Saturday, June 28, 2014
The Scarlet Letter
The Scarlet Letter
© 1850 Nathaniel Hawthorne
In 18th century Boston, a young woman stands upon the gallows in the center of town, facing down the contempt of the assembled mob. Having broken the laws of her adopted Puritan home, Hester Prynn must endure its punishment for her crime: lifelong ignominy. Having conceived a child out of wedlock – and with a man not her absent husband – she will wear forever on her breast the prominent letter “A”. The Scarlet Letter is a story of morality, persecution, and redemption; an American classic whose readability belies its status as a classroom staple.
Though Nathaniel Hawthorne was writing in a setting a century before his, and including historic personalities like John Winthrope, The Scarlet Letter is less a gritty historical tale and more a legend – and, like all good myths, one with a point. Its heroine is a legend in her own time, a woman whose morality could not be contained by her community. Judged a sinner, Prynn accepts the verdict of her community, knowing she has broken its rules. She wears the scarlet letter with quiet dignity, but her own skills as a seamstress and moral center give her a strength that carries her through the years, despite being an outcast. She does not run away from her moral imperfections, nor their consequences, but embraces it, making her life’s work the support of the poor and infirm -- combating passion with selflessness. Though she bears the titular mark of indiscretion, the piece’s true sinners are her husband and the local minister, both with secrets. The husband arrived in town just in time to see his near-abandoned wife on the scaffold.

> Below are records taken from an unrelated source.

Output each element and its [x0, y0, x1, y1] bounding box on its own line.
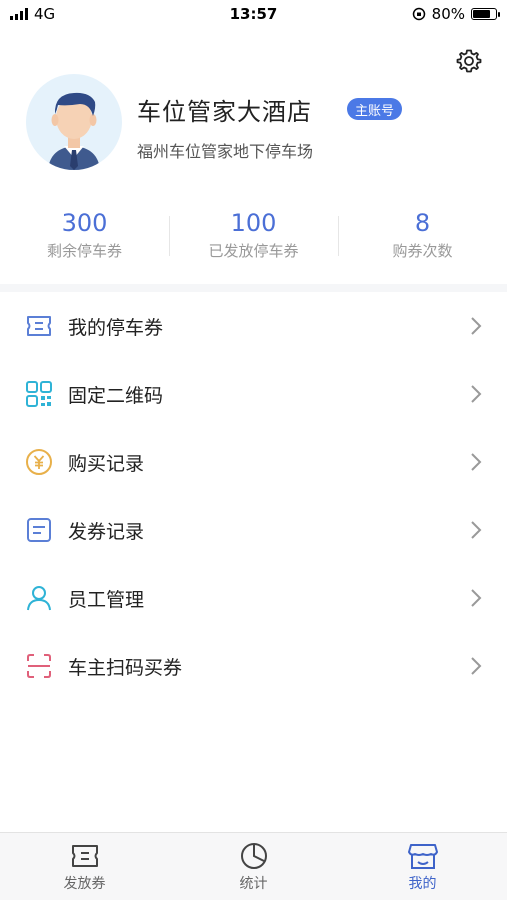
record-icon	[24, 515, 54, 545]
bottom-tab-bar: 发放券 统计 我的	[0, 832, 507, 900]
signal-icon	[10, 8, 28, 20]
battery-fill	[473, 10, 490, 18]
stat-label: 剩余停车券	[46, 242, 122, 260]
status-left: 4G	[10, 5, 55, 23]
user-icon	[24, 583, 54, 613]
menu-item-purchase-records[interactable]: 购买记录	[0, 428, 507, 496]
menu-label: 车主扫码买券	[68, 656, 183, 679]
section-divider	[0, 284, 507, 292]
stat-issued-tickets[interactable]: 100 已发放停车券	[169, 208, 338, 272]
status-bar: 4G 13:57 80%	[0, 0, 507, 28]
ticket-icon	[24, 311, 54, 341]
account-badge: 主账号	[347, 98, 403, 120]
stat-value: 8	[414, 209, 431, 237]
chevron-right-icon	[471, 385, 482, 403]
tab-label: 发放券	[63, 875, 106, 892]
stat-label: 已发放停车券	[208, 242, 299, 260]
profile-card: 车位管家大酒店 主账号 福州车位管家地下停车场 300 剩余停车券 100 已发…	[0, 28, 507, 284]
battery-percent: 80%	[431, 5, 465, 23]
menu-item-my-tickets[interactable]: 我的停车券	[0, 292, 507, 360]
tab-issue-tickets[interactable]: 发放券	[0, 833, 169, 900]
yen-coin-icon	[24, 447, 54, 477]
chevron-right-icon	[471, 657, 482, 675]
carrier-label: 4G	[34, 5, 56, 23]
menu-item-owner-scan-purchase[interactable]: 车主扫码买券	[0, 632, 507, 700]
shop-name: 车位管家大酒店	[137, 98, 312, 126]
chevron-right-icon	[471, 453, 482, 471]
stat-value: 100	[230, 209, 277, 237]
avatar[interactable]	[26, 74, 122, 170]
stats-row: 300 剩余停车券 100 已发放停车券 8 购券次数	[0, 208, 507, 272]
stat-value: 300	[61, 209, 108, 237]
person-avatar-icon	[48, 92, 100, 170]
ticket-tab-icon	[69, 841, 101, 871]
menu-label: 我的停车券	[68, 316, 164, 339]
gear-icon	[456, 49, 482, 73]
tab-label: 我的	[408, 875, 437, 892]
menu-label: 员工管理	[68, 588, 145, 611]
chevron-right-icon	[471, 589, 482, 607]
tab-mine[interactable]: 我的	[338, 833, 507, 900]
settings-button[interactable]	[452, 44, 486, 78]
menu-item-fixed-qrcode[interactable]: 固定二维码	[0, 360, 507, 428]
stat-label: 购券次数	[392, 242, 453, 260]
parking-lot-name: 福州车位管家地下停车场	[137, 142, 314, 161]
menu-label: 发券记录	[68, 520, 145, 543]
chevron-right-icon	[471, 521, 482, 539]
menu-label: 购买记录	[68, 452, 145, 475]
shop-icon	[407, 841, 439, 871]
orientation-lock-icon	[412, 7, 425, 21]
battery-icon	[471, 8, 500, 20]
tab-label: 统计	[239, 875, 268, 892]
chevron-right-icon	[471, 317, 482, 335]
menu-item-staff-management[interactable]: 员工管理	[0, 564, 507, 632]
stat-remaining-tickets[interactable]: 300 剩余停车券	[0, 208, 169, 272]
status-right: 80%	[412, 5, 500, 23]
scan-icon	[24, 651, 54, 681]
clock: 13:57	[229, 5, 278, 23]
menu-item-issue-records[interactable]: 发券记录	[0, 496, 507, 564]
qrcode-icon	[24, 379, 54, 409]
stat-purchase-count[interactable]: 8 购券次数	[338, 208, 507, 272]
menu-label: 固定二维码	[68, 384, 164, 407]
menu-list: 我的停车券 固定二维码 购买记录 发券记录 员工管理 车主扫码买券	[0, 292, 507, 700]
pie-chart-icon	[238, 841, 270, 871]
tab-statistics[interactable]: 统计	[169, 833, 338, 900]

Perhaps it’s the months spent imprisoned by Indians, but hubby dear is a decidedly nasty sort who decides to adopt the false name Roger Chillingworth, and give himself the quest of finding out who cuckolded him and then destroying the man. The Reverend John Dimmsdale, who – as you might guess is the third part of this little love triangle -- is equally responsible for Hester’s sin, but cowers from accepting it, fearful of the consequences. Though he professes an admirable concern for his congregation's welfare, his and Chillingsworth’s actions through the piece most decidedly are not, and by its end all actions have found their inevitable fruit. Prynn is redeemed, and the others…well, not so much.

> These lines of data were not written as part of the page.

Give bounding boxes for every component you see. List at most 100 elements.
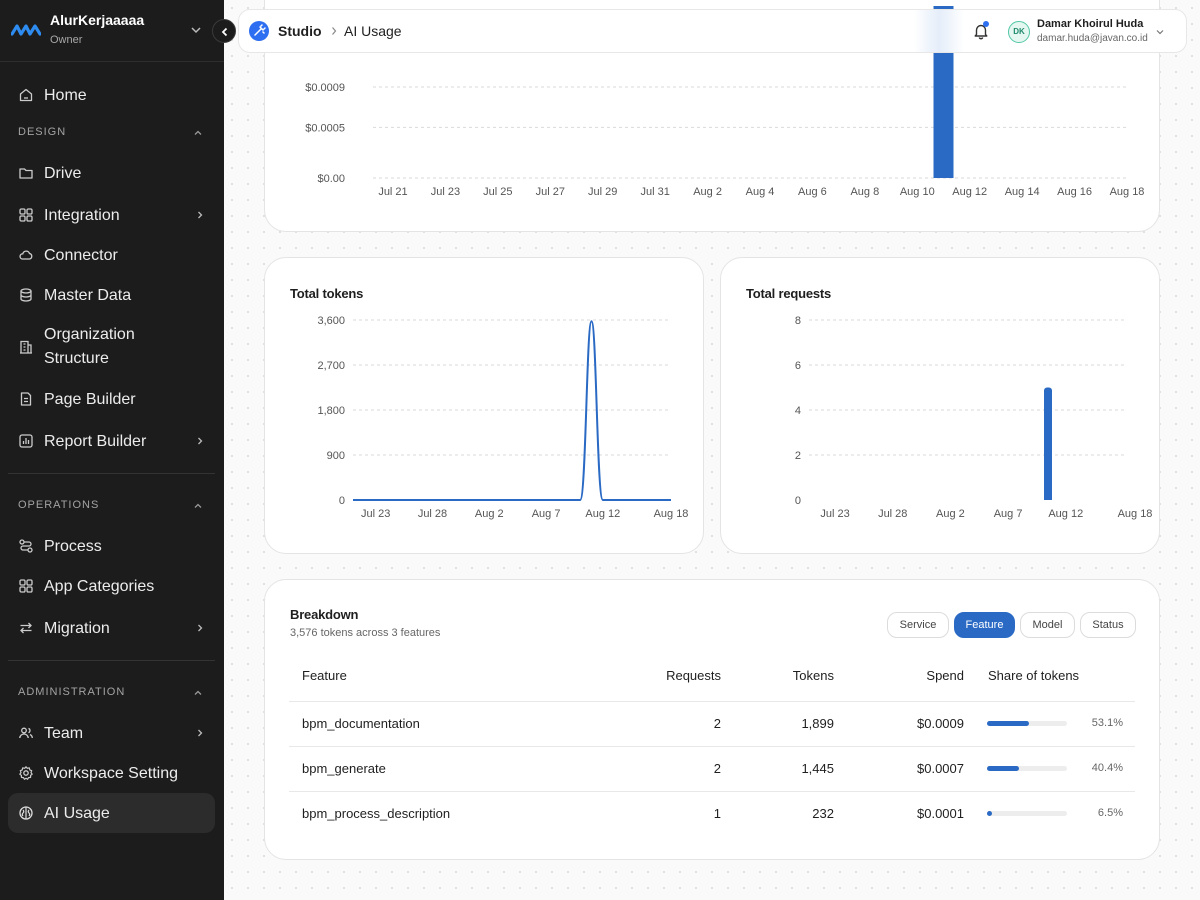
- collapse-sidebar-button[interactable]: [212, 19, 236, 43]
- table-row[interactable]: bpm_generate 2 1,445 $0.0007 40.4%: [289, 746, 1135, 791]
- breadcrumb-studio[interactable]: Studio: [278, 23, 322, 39]
- chevron-right-icon: [332, 27, 337, 35]
- column-header-spend[interactable]: Spend: [864, 668, 964, 683]
- x-tick-label: Jul 21: [378, 186, 407, 198]
- column-header-share[interactable]: Share of tokens: [988, 668, 1079, 683]
- share-bar-fill: [987, 811, 993, 816]
- cell-feature: bpm_process_description: [302, 806, 451, 821]
- sidebar-item-team[interactable]: Team: [8, 713, 215, 753]
- tab-status[interactable]: Status: [1080, 612, 1136, 638]
- tokens-series-line: [353, 320, 671, 501]
- sidebar-item-page-builder[interactable]: Page Builder: [8, 379, 215, 419]
- x-tick-label: Jul 25: [483, 186, 512, 198]
- share-bar-track: [987, 721, 1067, 726]
- avatar[interactable]: DK: [1008, 21, 1030, 43]
- sidebar: AlurKerjaaaaa Owner Home DESIGN Drive In…: [0, 0, 224, 900]
- x-tick-label: Jul 23: [431, 186, 460, 198]
- requests-bar-base: [1044, 496, 1052, 500]
- tab-model[interactable]: Model: [1020, 612, 1075, 638]
- chevron-up-icon[interactable]: [193, 688, 203, 698]
- y-tick-label: 1,800: [317, 405, 345, 417]
- y-tick-label: $0.00: [317, 173, 345, 185]
- sidebar-item-label: Home: [44, 87, 87, 104]
- chevron-up-icon[interactable]: [193, 501, 203, 511]
- gear-icon: [19, 766, 33, 780]
- table-row[interactable]: bpm_process_description 1 232 $0.0001 6.5%: [289, 791, 1135, 836]
- sidebar-item-app-categories[interactable]: App Categories: [8, 566, 215, 606]
- table-row[interactable]: bpm_documentation 2 1,899 $0.0009 53.1%: [289, 701, 1135, 746]
- y-tick-label: 900: [327, 450, 345, 462]
- breadcrumb-current-page: AI Usage: [344, 23, 402, 39]
- chevron-down-icon[interactable]: [1155, 27, 1165, 37]
- cell-tokens: 1,899: [801, 716, 834, 731]
- requests-bar: [1044, 387, 1052, 500]
- x-tick-label: Aug 14: [1005, 186, 1040, 198]
- x-tick-label: Aug 4: [746, 186, 775, 198]
- total-tokens-card: Total tokens 0 900 1,800 2,700 3,600 Jul 23 Ju…: [264, 257, 704, 554]
- tab-feature[interactable]: Feature: [954, 612, 1015, 638]
- x-tick-label: Aug 18: [654, 508, 689, 520]
- section-label-administration: ADMINISTRATION: [18, 686, 126, 698]
- sidebar-item-master-data[interactable]: Master Data: [8, 275, 215, 315]
- x-tick-label: Aug 2: [693, 186, 722, 198]
- share-bar-fill: [987, 721, 1030, 726]
- workspace-logo-icon: [11, 24, 41, 36]
- users-icon: [19, 727, 33, 739]
- column-header-tokens[interactable]: Tokens: [734, 668, 834, 683]
- y-tick-label: $0.0009: [305, 82, 345, 94]
- x-tick-label: Aug 16: [1057, 186, 1092, 198]
- x-tick-label: Jul 28: [418, 508, 447, 520]
- cell-share-percent: 40.4%: [1091, 762, 1123, 774]
- cell-share-percent: 6.5%: [1097, 807, 1123, 819]
- sidebar-item-integration[interactable]: Integration: [8, 195, 215, 235]
- column-header-feature[interactable]: Feature: [302, 668, 347, 683]
- x-tick-label: Aug 2: [936, 508, 965, 520]
- y-tick-label: 2: [795, 450, 801, 462]
- arrows-swap-icon: [20, 622, 32, 634]
- cell-tokens: 232: [812, 806, 834, 821]
- breakdown-subtitle: 3,576 tokens across 3 features: [290, 627, 441, 639]
- sidebar-item-ai-usage[interactable]: AI Usage: [8, 793, 215, 833]
- sidebar-item-label: AI Usage: [44, 805, 110, 822]
- sidebar-item-home[interactable]: Home: [8, 75, 215, 115]
- chevron-down-icon: [191, 27, 201, 34]
- brain-icon: [19, 806, 33, 820]
- cell-tokens: 1,445: [801, 761, 834, 776]
- tab-service[interactable]: Service: [887, 612, 949, 638]
- x-tick-label: Aug 12: [1048, 508, 1083, 520]
- sidebar-item-label: Migration: [44, 620, 110, 637]
- building-icon: [20, 340, 32, 354]
- cell-requests: 2: [713, 716, 721, 731]
- sidebar-divider: [8, 473, 215, 474]
- chevron-up-icon[interactable]: [193, 128, 203, 138]
- x-tick-label: Jul 23: [361, 508, 390, 520]
- sidebar-item-label: Organization Structure: [44, 326, 135, 367]
- breakdown-title: Breakdown: [290, 607, 359, 622]
- x-tick-label: Aug 18: [1118, 508, 1153, 520]
- sidebar-item-migration[interactable]: Migration: [8, 608, 215, 648]
- sidebar-item-workspace-setting[interactable]: Workspace Setting: [8, 753, 215, 793]
- sidebar-item-process[interactable]: Process: [8, 526, 215, 566]
- workspace-switcher[interactable]: AlurKerjaaaaa Owner: [0, 0, 224, 62]
- sidebar-item-drive[interactable]: Drive: [8, 153, 215, 193]
- sidebar-item-label: App Categories: [44, 578, 155, 595]
- studio-icon[interactable]: [249, 21, 269, 41]
- sidebar-item-report-builder[interactable]: Report Builder: [8, 421, 215, 461]
- tokens-chart: 0 900 1,800 2,700 3,600 Jul 23 Jul 28 Aug 2 Aug …: [317, 315, 689, 520]
- cell-spend: $0.0009: [917, 716, 964, 731]
- process-icon: [19, 539, 33, 553]
- workspace-role: Owner: [50, 34, 83, 46]
- document-icon: [20, 392, 32, 406]
- column-header-requests[interactable]: Requests: [621, 668, 721, 683]
- user-name: Damar Khoirul Huda: [1037, 18, 1144, 30]
- cell-share-percent: 53.1%: [1091, 717, 1123, 729]
- sidebar-item-connector[interactable]: Connector: [8, 235, 215, 275]
- y-tick-label: 8: [795, 315, 801, 327]
- sidebar-item-organization-structure[interactable]: Organization Structure: [8, 323, 215, 371]
- chevron-right-icon: [198, 729, 203, 737]
- requests-chart: 0 2 4 6 8 Jul 23 Jul 28 Aug 2 Aug 7 Aug 12 Aug 18: [795, 315, 1153, 520]
- sidebar-item-label: Workspace Setting: [44, 765, 178, 782]
- sidebar-item-label: Connector: [44, 247, 118, 264]
- top-header: Studio AI Usage DK Damar Khoirul Huda da…: [238, 9, 1187, 53]
- header-fade-decoration: [914, 10, 964, 52]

I expected dreariness of a novel set in the Puritan world, but Hawthorne's characters are highly spirited, especially Prynn and her little daughter, Pearl. Hawthorne writes in clear condemnation of the Puritans' severity, though it is doubtful that he condemns their morality in general considering Prynn's decision to live in a spirit of penitence thereafter. Although the dialogue is purposely stilted (the Puritans seeming to take the KJV bible as their guide in speech), this is a novel filled with passion that roars along, with moral arguments along for the ride. The Scarlet Letter is quite laudable.